Since then, a series of consumer spending, employment growth, and inflation data that exceeded expectations have led investors to reduce bets on the speed and magnitude of rate cuts.

The resilient economy is supported by stable income growth and ample household savings. Despite a slowdown in labor market momentum, layoff levels remain at historically low levels, which helps drive wage growth.

U.S. employment growth saw a significant increase for the first time in six months in September, with the unemployment rate falling to 4.1%, while retail sales also saw solid growth last month.

In the latest survey, more regions' labor markets showed slight to moderate growth, reflecting the stability of the labor market.

However, demand for workers has eased. A source at a supply company in Minnesota told the Minneapolis Federal Reserve, "We previously had a hard time filling a high-skill driving position, but now there is a lot of interest in this position, and I almost fell out of my chair."There are no apparent signs of deterioration, and layoffs remain limited. The San Francisco Fed stated that some employers have begun to hire for positions that have been on hold for the past year, while wage levels across the Federal Reserve districts are "generally still growing at a moderate to moderate pace."

Investors currently expect the Federal Reserve to cut interest rates by 25 basis points at the policy meeting on November 6-7, and to cut rates by the same amount again in December.

Many contacts across the country have cited the decline in borrowing costs and expectations of more rate cuts in the future as reasons for their optimism, but uncertainties about elections, inflation prospects, and interest rate trends continue to trouble many.

The Federal Reserve's goal is to keep the economy growing strongly, maintain low unemployment rates, and bring inflation back to the target level of 2%. Therefore, the Federal Reserve is still closely monitoring price pressures.

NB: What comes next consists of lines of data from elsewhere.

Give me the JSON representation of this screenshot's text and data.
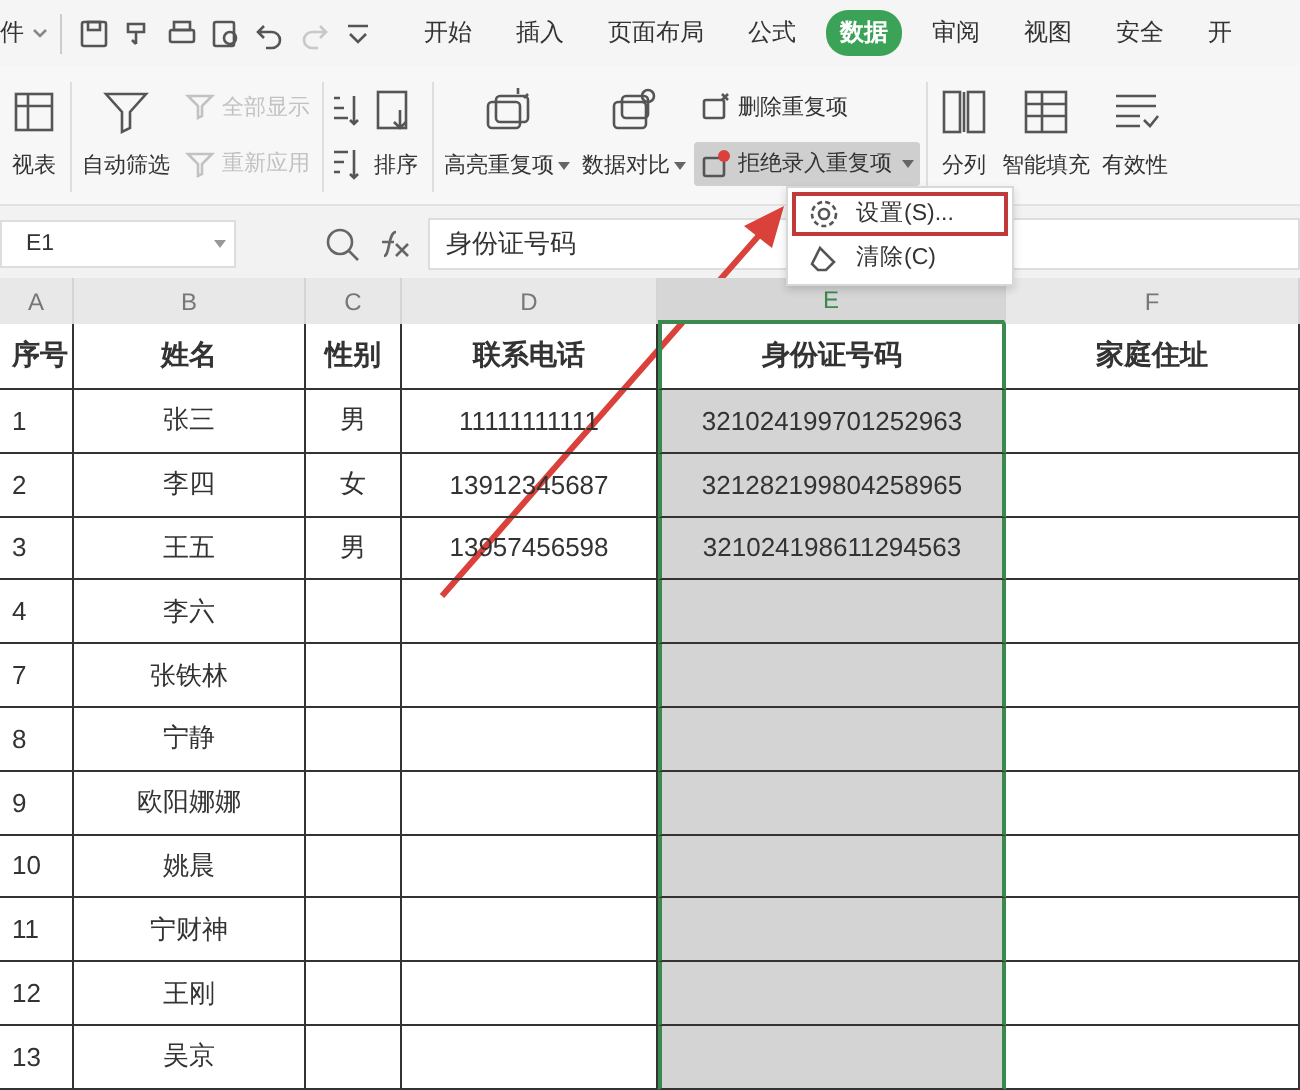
{
  "menubar": {
    "file_label": "件",
    "quick_access": [
      {
        "disabled": false
      },
      {
        "disabled": false
      },
      {
        "disabled": false
      },
      {
        "disabled": false
      },
      {
        "disabled": false
      },
      {
        "disabled": true
      },
      {
        "disabled": false
      }
    ],
    "tabs": [
      {
        "label": "开始",
        "selected": false
      },
      {
        "label": "插入",
        "selected": false
      },
      {
        "label": "页面布局",
        "selected": false
      },
      {
        "label": "公式",
        "selected": false
      },
      {
        "label": "数据",
        "selected": true
      },
      {
        "label": "审阅",
        "selected": false
      },
      {
        "label": "视图",
        "selected": false
      },
      {
        "label": "安全",
        "selected": false
      },
      {
        "label": "开",
        "selected": false
      }
    ]
  },
  "ribbon": {
    "groups": [
      {
        "items": [
          {
            "kind": "large",
            "label": "视表",
            "dropdown": false
          }
        ]
      },
      {
        "items": [
          {
            "kind": "large",
            "label": "自动筛选",
            "dropdown": false
          },
          {
            "kind": "column",
            "children": [
              {
                "label": "全部显示",
                "disabled": true,
                "active": false,
                "dropdown": false
              },
              {
                "label": "重新应用",
                "disabled": true,
                "active": false,
                "dropdown": false
              }
            ]
          }
        ]
      },
      {
        "items": [
          {
            "kind": "sort_icons"
          },
          {
            "kind": "large",
            "label": "排序",
            "dropdown": false
          }
        ]
      },
      {
        "items": [
          {
            "kind": "large",
            "label": "高亮重复项",
            "dropdown": true
          },
          {
            "kind": "large",
            "label": "数据对比",
            "dropdown": true
          },
          {
            "kind": "column",
            "children": [
              {
                "label": "删除重复项",
                "disabled": false,
                "active": false,
                "dropdown": false
              },
              {
                "label": "拒绝录入重复项",
                "disabled": false,
                "active": true,
                "dropdown": true
              }
            ]
          }
        ]
      },
      {
        "items": [
          {
            "kind": "large",
            "label": "分列",
            "dropdown": false
          },
          {
            "kind": "large",
            "label": "智能填充",
            "dropdown": false
          },
          {
            "kind": "large",
            "label": "有效性",
            "dropdown": false
          }
        ]
      }
    ]
  },
  "dropdown_menu": {
    "items": [
      {
        "label": "设置(S)...",
        "highlighted": true
      },
      {
        "label": "清除(C)",
        "highlighted": false
      }
    ]
  },
  "formula_bar": {
    "cell_ref": "E1",
    "formula": "身份证号码"
  },
  "sheet": {
    "columns": [
      {
        "label": "A",
        "selected": false
      },
      {
        "label": "B",
        "selected": false
      },
      {
        "label": "C",
        "selected": false
      },
      {
        "label": "D",
        "selected": false
      },
      {
        "label": "E",
        "selected": true
      },
      {
        "label": "F",
        "selected": false
      }
    ],
    "header_row": [
      "序号",
      "姓名",
      "性别",
      "联系电话",
      "身份证号码",
      "家庭住址"
    ],
    "rows": [
      [
        "1",
        "张三",
        "男",
        "11111111111",
        "321024199701252963"
      ],
      [
        "2",
        "李四",
        "女",
        "13912345687",
        "321282199804258965"
      ],
      [
        "3",
        "王五",
        "男",
        "13957456598",
        "321024198611294563"
      ],
      [
        "4",
        "李六"
      ],
      [
        "7",
        "张铁林"
      ],
      [
        "8",
        "宁静"
      ],
      [
        "9",
        "欧阳娜娜"
      ],
      [
        "10",
        "姚晨"
      ],
      [
        "11",
        "宁财神"
      ],
      [
        "12",
        "王刚"
      ],
      [
        "13",
        "吴京"
      ]
    ]
  }
}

According to the PCE price index preferred by the Federal Reserve, inflation slowed to 2.2% year-on-year in August, compared to 2.5% in July. However, the core PCE, which excludes more volatile food and energy components, rose slightly to 2.7% year-on-year in August, compared to 2.6% in July.

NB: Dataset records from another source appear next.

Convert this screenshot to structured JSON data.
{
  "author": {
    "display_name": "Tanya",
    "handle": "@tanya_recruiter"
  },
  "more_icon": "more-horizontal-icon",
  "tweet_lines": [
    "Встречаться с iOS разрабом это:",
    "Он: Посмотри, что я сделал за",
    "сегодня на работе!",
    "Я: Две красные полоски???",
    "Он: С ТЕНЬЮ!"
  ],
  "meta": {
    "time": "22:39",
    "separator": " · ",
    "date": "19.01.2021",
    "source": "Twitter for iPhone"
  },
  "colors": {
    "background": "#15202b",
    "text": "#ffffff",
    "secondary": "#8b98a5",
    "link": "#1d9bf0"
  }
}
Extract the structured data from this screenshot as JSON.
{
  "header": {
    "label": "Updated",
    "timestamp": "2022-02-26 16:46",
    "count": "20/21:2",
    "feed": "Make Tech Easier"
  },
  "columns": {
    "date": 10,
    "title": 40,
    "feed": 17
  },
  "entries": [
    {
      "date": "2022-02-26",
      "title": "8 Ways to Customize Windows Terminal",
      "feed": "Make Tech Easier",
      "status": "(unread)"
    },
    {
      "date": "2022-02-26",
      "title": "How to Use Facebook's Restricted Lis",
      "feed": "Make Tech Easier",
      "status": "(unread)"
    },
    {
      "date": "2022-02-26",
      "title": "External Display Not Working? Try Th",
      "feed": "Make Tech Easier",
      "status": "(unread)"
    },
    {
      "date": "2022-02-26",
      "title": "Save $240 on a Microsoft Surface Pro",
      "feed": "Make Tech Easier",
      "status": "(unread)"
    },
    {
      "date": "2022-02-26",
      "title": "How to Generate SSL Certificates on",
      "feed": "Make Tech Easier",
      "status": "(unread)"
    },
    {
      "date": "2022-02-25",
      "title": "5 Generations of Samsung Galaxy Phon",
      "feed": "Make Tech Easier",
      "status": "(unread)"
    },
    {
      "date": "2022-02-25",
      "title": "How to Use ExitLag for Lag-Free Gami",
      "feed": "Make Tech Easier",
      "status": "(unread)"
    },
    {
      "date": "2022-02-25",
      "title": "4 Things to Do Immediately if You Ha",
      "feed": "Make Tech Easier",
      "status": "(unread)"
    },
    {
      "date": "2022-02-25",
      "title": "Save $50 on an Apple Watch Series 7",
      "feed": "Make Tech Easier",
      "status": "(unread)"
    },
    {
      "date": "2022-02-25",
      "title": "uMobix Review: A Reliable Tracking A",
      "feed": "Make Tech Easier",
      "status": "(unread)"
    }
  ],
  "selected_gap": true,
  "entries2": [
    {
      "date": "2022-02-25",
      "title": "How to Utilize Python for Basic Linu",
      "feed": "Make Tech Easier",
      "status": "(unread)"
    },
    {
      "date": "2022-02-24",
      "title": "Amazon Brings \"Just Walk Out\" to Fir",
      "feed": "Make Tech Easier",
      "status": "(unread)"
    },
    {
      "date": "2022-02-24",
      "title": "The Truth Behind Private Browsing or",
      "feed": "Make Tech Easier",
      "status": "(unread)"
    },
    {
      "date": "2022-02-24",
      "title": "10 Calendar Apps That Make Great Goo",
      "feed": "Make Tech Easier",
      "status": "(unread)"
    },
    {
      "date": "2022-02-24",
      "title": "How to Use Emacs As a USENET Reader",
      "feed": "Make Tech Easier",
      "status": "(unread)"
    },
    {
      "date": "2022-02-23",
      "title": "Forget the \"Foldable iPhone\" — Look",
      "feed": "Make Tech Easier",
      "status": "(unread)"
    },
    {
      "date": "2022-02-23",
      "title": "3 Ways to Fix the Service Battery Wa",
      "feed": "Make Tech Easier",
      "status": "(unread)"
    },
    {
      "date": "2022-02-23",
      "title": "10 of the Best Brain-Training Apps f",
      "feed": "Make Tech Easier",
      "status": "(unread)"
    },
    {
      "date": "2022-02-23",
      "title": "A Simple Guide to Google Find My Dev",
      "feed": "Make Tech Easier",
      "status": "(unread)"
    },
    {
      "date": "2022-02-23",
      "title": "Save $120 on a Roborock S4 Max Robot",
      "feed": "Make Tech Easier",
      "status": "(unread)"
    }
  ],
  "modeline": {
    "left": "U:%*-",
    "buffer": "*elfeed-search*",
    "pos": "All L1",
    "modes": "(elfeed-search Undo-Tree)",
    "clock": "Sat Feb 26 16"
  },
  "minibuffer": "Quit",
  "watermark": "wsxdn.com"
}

The Federal Reserve's survey shows that in most regions, the price of sales only rose slightly or moderately, although the prices of some daily food products, such as eggs and dairy products, rose more significantly. In line with previous reports, consumers are also described as being more sensitive to prices.

Input prices generally rose moderately. The report stated that in many regions, the increase in input prices exceeded the increase in sales prices, which eroded corporate profits. The pressure from rising insurance and healthcare costs is particularly severe.